# Dekalb County (Decatur), GA ID number 49592, M



## Neo93 (Apr 25, 2011)

HW positive. Good with other dogs.

Adopt a Pet :: ID49592 - Decatur, GA - German Shepherd Dog


----------



## Jax08 (Feb 13, 2009)




----------



## Ingrid (Aug 29, 2010)

What a beautiful open and intelligent face this dog has! Praying he makes it out...BUMP!


----------



## Neo93 (Apr 25, 2011)

Bump for this sweet boy! Anyone?


----------



## Gharrissc (May 19, 2012)

bump


----------



## Neo93 (Apr 25, 2011)

Canine Pet Rescue is pulling this boy this week. I will post once he is definitely out of AC.


----------



## Neo93 (Apr 25, 2011)

Officially safe in a foster for CPR. Starting heartworm treatment this week.


----------



## Neo93 (Apr 25, 2011)

So, the foster home fell through. However, guess who I'm fostering now (yikes!), at least until his heartworm treatment is done. 

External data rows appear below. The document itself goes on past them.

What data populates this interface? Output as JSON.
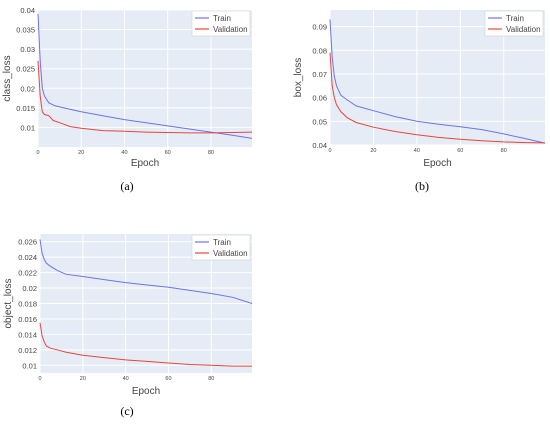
{
  "colors": {
    "train": "#6f72e8",
    "validation": "#e8453c",
    "plot_bg": "#e5ecf6",
    "grid": "#ffffff",
    "legend_bg": "#ffffff",
    "legend_border": "#cccccc"
  },
  "chart_data": [
    {
      "type": "line",
      "panel_label": "(a)",
      "title": "",
      "xlabel": "Epoch",
      "ylabel": "class_loss",
      "xlim": [
        0,
        99
      ],
      "ylim": [
        0.005,
        0.04
      ],
      "x_ticks": [
        0,
        20,
        40,
        60,
        80
      ],
      "y_ticks": [
        0.01,
        0.015,
        0.02,
        0.025,
        0.03,
        0.035,
        0.04
      ],
      "y_tick_labels": [
        "0.01",
        "0.015",
        "0.02",
        "0.025",
        "0.03",
        "0.035",
        "0.04"
      ],
      "grid": true,
      "legend_position": "top-right",
      "series": [
        {
          "name": "Train",
          "x": [
            0,
            1,
            2,
            3,
            5,
            8,
            12,
            20,
            30,
            40,
            50,
            60,
            70,
            80,
            90,
            99
          ],
          "y": [
            0.039,
            0.027,
            0.02,
            0.018,
            0.0163,
            0.0155,
            0.015,
            0.014,
            0.013,
            0.012,
            0.0112,
            0.0104,
            0.0096,
            0.0088,
            0.008,
            0.0072
          ]
        },
        {
          "name": "Validation",
          "x": [
            0,
            1,
            2,
            3,
            5,
            7,
            10,
            15,
            20,
            30,
            40,
            50,
            60,
            70,
            80,
            90,
            99
          ],
          "y": [
            0.027,
            0.018,
            0.014,
            0.0133,
            0.013,
            0.0118,
            0.0112,
            0.0102,
            0.0098,
            0.0092,
            0.009,
            0.0088,
            0.0087,
            0.0086,
            0.0086,
            0.0087,
            0.0088
          ]
        }
      ]
    },
    {
      "type": "line",
      "panel_label": "(b)",
      "title": "",
      "xlabel": "Epoch",
      "ylabel": "box_loss",
      "xlim": [
        0,
        99
      ],
      "ylim": [
        0.04,
        0.097
      ],
      "x_ticks": [
        0,
        20,
        40,
        60,
        80
      ],
      "y_ticks": [
        0.04,
        0.05,
        0.06,
        0.07,
        0.08,
        0.09
      ],
      "y_tick_labels": [
        "0.04",
        "0.05",
        "0.06",
        "0.07",
        "0.08",
        "0.09"
      ],
      "grid": true,
      "legend_position": "top-right",
      "series": [
        {
          "name": "Train",
          "x": [
            0,
            1,
            2,
            3,
            5,
            8,
            12,
            20,
            30,
            40,
            50,
            60,
            70,
            80,
            90,
            99
          ],
          "y": [
            0.093,
            0.077,
            0.069,
            0.065,
            0.061,
            0.059,
            0.0565,
            0.0545,
            0.052,
            0.05,
            0.0488,
            0.0477,
            0.0465,
            0.0447,
            0.0427,
            0.0408
          ]
        },
        {
          "name": "Validation",
          "x": [
            0,
            1,
            2,
            3,
            5,
            8,
            12,
            20,
            30,
            40,
            50,
            60,
            70,
            80,
            90,
            99
          ],
          "y": [
            0.079,
            0.065,
            0.06,
            0.057,
            0.054,
            0.0515,
            0.0495,
            0.0475,
            0.0457,
            0.0443,
            0.0432,
            0.0424,
            0.0418,
            0.0413,
            0.041,
            0.0409
          ]
        }
      ]
    },
    {
      "type": "line",
      "panel_label": "(c)",
      "title": "",
      "xlabel": "Epoch",
      "ylabel": "object_loss",
      "xlim": [
        0,
        99
      ],
      "ylim": [
        0.009,
        0.027
      ],
      "x_ticks": [
        0,
        20,
        40,
        60,
        80
      ],
      "y_ticks": [
        0.01,
        0.012,
        0.014,
        0.016,
        0.018,
        0.02,
        0.022,
        0.024,
        0.026
      ],
      "y_tick_labels": [
        "0.01",
        "0.012",
        "0.014",
        "0.016",
        "0.018",
        "0.02",
        "0.022",
        "0.024",
        "0.026"
      ],
      "grid": true,
      "legend_position": "top-right",
      "series": [
        {
          "name": "Train",
          "x": [
            0,
            1,
            2,
            3,
            5,
            8,
            12,
            20,
            30,
            40,
            50,
            60,
            70,
            80,
            90,
            99
          ],
          "y": [
            0.0263,
            0.0245,
            0.0237,
            0.0232,
            0.0228,
            0.0223,
            0.0218,
            0.0215,
            0.0211,
            0.0207,
            0.0204,
            0.0201,
            0.0197,
            0.0193,
            0.0188,
            0.018
          ]
        },
        {
          "name": "Validation",
          "x": [
            0,
            1,
            2,
            3,
            5,
            8,
            12,
            20,
            30,
            40,
            50,
            60,
            70,
            80,
            90,
            99
          ],
          "y": [
            0.0155,
            0.0138,
            0.013,
            0.0125,
            0.0122,
            0.012,
            0.0117,
            0.0113,
            0.011,
            0.0107,
            0.0105,
            0.0103,
            0.0101,
            0.01,
            0.0099,
            0.0099
          ]
        }
      ]
    }
  ]
}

Wow. I can't believe I'm doing this.


----------



## lorihd (Nov 30, 2011)

neo93, how wonderful that you rescued him!!!!!!!!! please keep us posted on his progress


----------



## Beau (Feb 12, 2012)

Just admit it....you're a sucker for tennis stars!!


----------



## Neo93 (Apr 25, 2011)

I'm a sucker for a sweet face!


----------



## Neo93 (Apr 25, 2011)

The tennis star (renamed General by my military crazy son) found a forever home this weekend. I am so happy he has a home (check out Canine Pet Rescue's facebook page for pics ), but I miss him terribly.


----------